Il coraggio dell’uomo
Prima di scrivere
Questo è quello che è accaduto dentro di me prima che iniziassi a scrivere.
Qualche giorno fa ho visto un uomo piantare un albero. Mi sono chiesto se sapesse che forse non avrebbe mai cercato la sua ombra.

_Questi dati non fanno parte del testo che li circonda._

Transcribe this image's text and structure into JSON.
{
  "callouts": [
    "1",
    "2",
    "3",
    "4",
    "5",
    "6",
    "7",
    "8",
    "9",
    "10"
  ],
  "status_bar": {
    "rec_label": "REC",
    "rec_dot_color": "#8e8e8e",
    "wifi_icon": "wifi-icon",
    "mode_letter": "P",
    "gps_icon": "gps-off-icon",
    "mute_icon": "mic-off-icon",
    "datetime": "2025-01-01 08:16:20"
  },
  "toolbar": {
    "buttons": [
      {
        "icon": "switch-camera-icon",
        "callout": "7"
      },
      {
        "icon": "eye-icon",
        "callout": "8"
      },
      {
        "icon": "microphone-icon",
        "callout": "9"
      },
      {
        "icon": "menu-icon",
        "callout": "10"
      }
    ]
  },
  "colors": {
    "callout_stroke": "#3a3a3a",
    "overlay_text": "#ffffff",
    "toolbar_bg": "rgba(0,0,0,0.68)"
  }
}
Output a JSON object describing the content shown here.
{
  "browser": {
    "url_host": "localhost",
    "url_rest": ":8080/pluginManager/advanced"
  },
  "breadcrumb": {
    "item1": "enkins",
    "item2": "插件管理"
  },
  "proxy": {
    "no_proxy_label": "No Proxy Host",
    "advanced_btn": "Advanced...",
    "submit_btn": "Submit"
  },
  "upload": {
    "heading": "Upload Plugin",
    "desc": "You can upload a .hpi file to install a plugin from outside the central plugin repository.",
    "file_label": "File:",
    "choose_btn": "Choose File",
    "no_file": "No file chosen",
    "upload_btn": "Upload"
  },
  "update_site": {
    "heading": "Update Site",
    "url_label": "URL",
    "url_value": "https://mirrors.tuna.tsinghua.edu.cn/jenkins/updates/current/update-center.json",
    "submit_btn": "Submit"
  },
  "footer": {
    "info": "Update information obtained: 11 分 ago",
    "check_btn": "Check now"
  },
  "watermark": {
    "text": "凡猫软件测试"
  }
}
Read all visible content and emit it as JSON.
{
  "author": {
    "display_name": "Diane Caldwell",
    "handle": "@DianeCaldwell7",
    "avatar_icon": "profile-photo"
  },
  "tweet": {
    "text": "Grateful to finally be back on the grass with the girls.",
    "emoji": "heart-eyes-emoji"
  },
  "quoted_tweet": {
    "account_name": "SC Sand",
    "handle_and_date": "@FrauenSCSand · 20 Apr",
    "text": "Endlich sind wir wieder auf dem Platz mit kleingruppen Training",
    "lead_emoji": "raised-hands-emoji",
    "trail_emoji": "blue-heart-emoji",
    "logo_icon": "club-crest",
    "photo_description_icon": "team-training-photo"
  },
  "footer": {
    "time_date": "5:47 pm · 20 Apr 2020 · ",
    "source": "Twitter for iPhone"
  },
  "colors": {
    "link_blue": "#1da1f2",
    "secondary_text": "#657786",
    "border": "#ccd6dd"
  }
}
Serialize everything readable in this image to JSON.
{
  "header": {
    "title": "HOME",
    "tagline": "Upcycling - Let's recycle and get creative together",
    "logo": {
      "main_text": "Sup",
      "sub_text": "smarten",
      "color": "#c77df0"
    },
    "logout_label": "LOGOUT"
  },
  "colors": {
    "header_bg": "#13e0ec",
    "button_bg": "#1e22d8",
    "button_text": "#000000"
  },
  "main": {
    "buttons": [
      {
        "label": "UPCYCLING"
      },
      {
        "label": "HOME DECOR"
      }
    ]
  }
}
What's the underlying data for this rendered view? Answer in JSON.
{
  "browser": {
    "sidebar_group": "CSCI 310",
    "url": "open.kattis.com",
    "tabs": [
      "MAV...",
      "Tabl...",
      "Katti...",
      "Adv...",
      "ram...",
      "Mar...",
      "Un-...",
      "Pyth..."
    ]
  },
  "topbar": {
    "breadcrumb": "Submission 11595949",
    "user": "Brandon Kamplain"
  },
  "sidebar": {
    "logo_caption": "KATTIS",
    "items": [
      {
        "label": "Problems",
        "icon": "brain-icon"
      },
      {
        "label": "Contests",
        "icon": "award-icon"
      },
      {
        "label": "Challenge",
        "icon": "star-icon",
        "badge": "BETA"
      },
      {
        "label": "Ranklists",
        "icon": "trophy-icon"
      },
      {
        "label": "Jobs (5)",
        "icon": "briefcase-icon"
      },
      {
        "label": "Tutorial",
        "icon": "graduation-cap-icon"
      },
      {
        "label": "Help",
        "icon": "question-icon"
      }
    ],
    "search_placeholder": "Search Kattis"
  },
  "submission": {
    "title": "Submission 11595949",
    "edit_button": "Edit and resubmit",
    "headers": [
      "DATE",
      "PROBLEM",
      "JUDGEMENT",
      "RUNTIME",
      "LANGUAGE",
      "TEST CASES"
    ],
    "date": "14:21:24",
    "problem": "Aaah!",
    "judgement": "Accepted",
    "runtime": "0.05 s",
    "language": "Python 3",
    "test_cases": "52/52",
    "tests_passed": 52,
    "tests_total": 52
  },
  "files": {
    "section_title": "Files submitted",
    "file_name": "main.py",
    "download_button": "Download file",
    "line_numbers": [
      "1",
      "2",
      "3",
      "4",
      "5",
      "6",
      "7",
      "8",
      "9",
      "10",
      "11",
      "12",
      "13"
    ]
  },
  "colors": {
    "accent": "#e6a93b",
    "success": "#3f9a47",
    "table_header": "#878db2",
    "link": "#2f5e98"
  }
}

Poi ho capito che era proprio quello il significato del gesto.
Mi sono domandato molte volte dove nasca il coraggio.
Da bambino immaginavo che appartenesse agli eroi.
A chi affrontava le tempeste.
A chi non aveva paura.
Poi sono cresciuto.
E ho scoperto che il coraggio somiglia molto meno al rumore e molto di più al silenzio.
Il coraggio è una madre che sorride al proprio figlio mentre nasconde le lacrime.
È un uomo che esce di casa ogni mattina senza sapere cosa lo aspetta, ma decide comunque di costruire il proprio domani.
È una donna che ricomincia dopo aver visto andare in frantumi tutto ciò che aveva immaginato.
È una mano che continua a cercarne un’altra, anche dopo aver conosciuto il dolore.
Abbiamo sempre raccontato il coraggio come una battaglia.
Forse ci siamo sbagliati.
Il coraggio, quasi sempre, è una carezza.Almeno per me.
È la scelta di restare gentili in un mondo che ci invita continuamente a diventare duri.
È continuare ad amare senza avere nessuna garanzia.
È fidarsi ancora, dopo essere stati delusi.
È ricominciare senza pretendere la certezza di riuscire.
Forse il gesto più coraggioso che compiamo ogni giorno è molto più semplice.
Prepariamo il domani.
Facciamo la spesa.
Piantiamo un fiore.
Scriviamo una lettera.
Prenotiamo un viaggio.
Mettiamo da parte un sogno.
Pronunciamo parole come “l’anno prossimo” con una naturalezza disarmante.
Eppure nessuno di noi possiede davvero il domani.
È questa la meraviglia dell’essere umano.
Costruiamo eternità con il materiale più fragile che esista.
Il tempo.
Sappiamo di essere creature finite.
Lo sappiamo da sempre.
Eppure continuiamo a vivere come se ogni gesto potesse lasciare una traccia oltre noi stessi.
Forse è proprio questo che ci rende profondamente umani.
Non il desiderio di essere immortali.
Ma la capacità di creare qualcosa che continui a vivere anche quando noi non ci saremo più.
Una parola.
Un insegnamento.
Un figlio.
Un libro.
Un albero.
Un amore.
Nulla di tutto questo nasce dalla certezza.
Nasce dalla speranza.
Ed è per questo che il coraggio e la speranza si assomigliano così tanto.
Entrambi camminano senza sapere dove finirà la strada.
Credo che il coraggio non abbia nulla a che vedere con l’assenza della paura.
Anzi.
La paura gli cammina accanto ogni giorno.
Il coraggio è scegliere di non lasciarle l’ultima parola.
Forse nessuno di noi ricorderà il numero esatto dei giorni che ha vissuto.
Ricorderemo, invece, i giorni in cui abbiamo avuto il coraggio di dire “sì” quando sarebbe stato più semplice fuggire.
I giorni in cui abbiamo perdonato.
I giorni in cui siamo rimasti.
I giorni in cui abbiamo ricominciato.
Alla fine ho ripensato a quell’uomo che piantava un albero.
Ho immaginato qualcuno, molti anni dopo, sedersi alla sua ombra.
Forse non saprà mai chi lo ha piantato.
Forse non pronuncerà mai il suo nome.
Eppure, in qualche modo, quell’uomo sarà ancora lì.
Ho capito allora che il coraggio non consiste nel lasciare il proprio nome alla storia.
Consiste nel lasciare il mondo appena migliore di come lo abbiamo trovato.
Anche se nessuno se ne accorgerà.
Perché il coraggio non chiede di essere ricordato.
Gli basta sapere di aver reso più leggero il cammino di qualcuno.
E forse è proprio questo il gesto più straordinario che un essere umano possa compiere.
Continuare a seminare futuro…
pur sapendo di non poterlo abitare per sempre.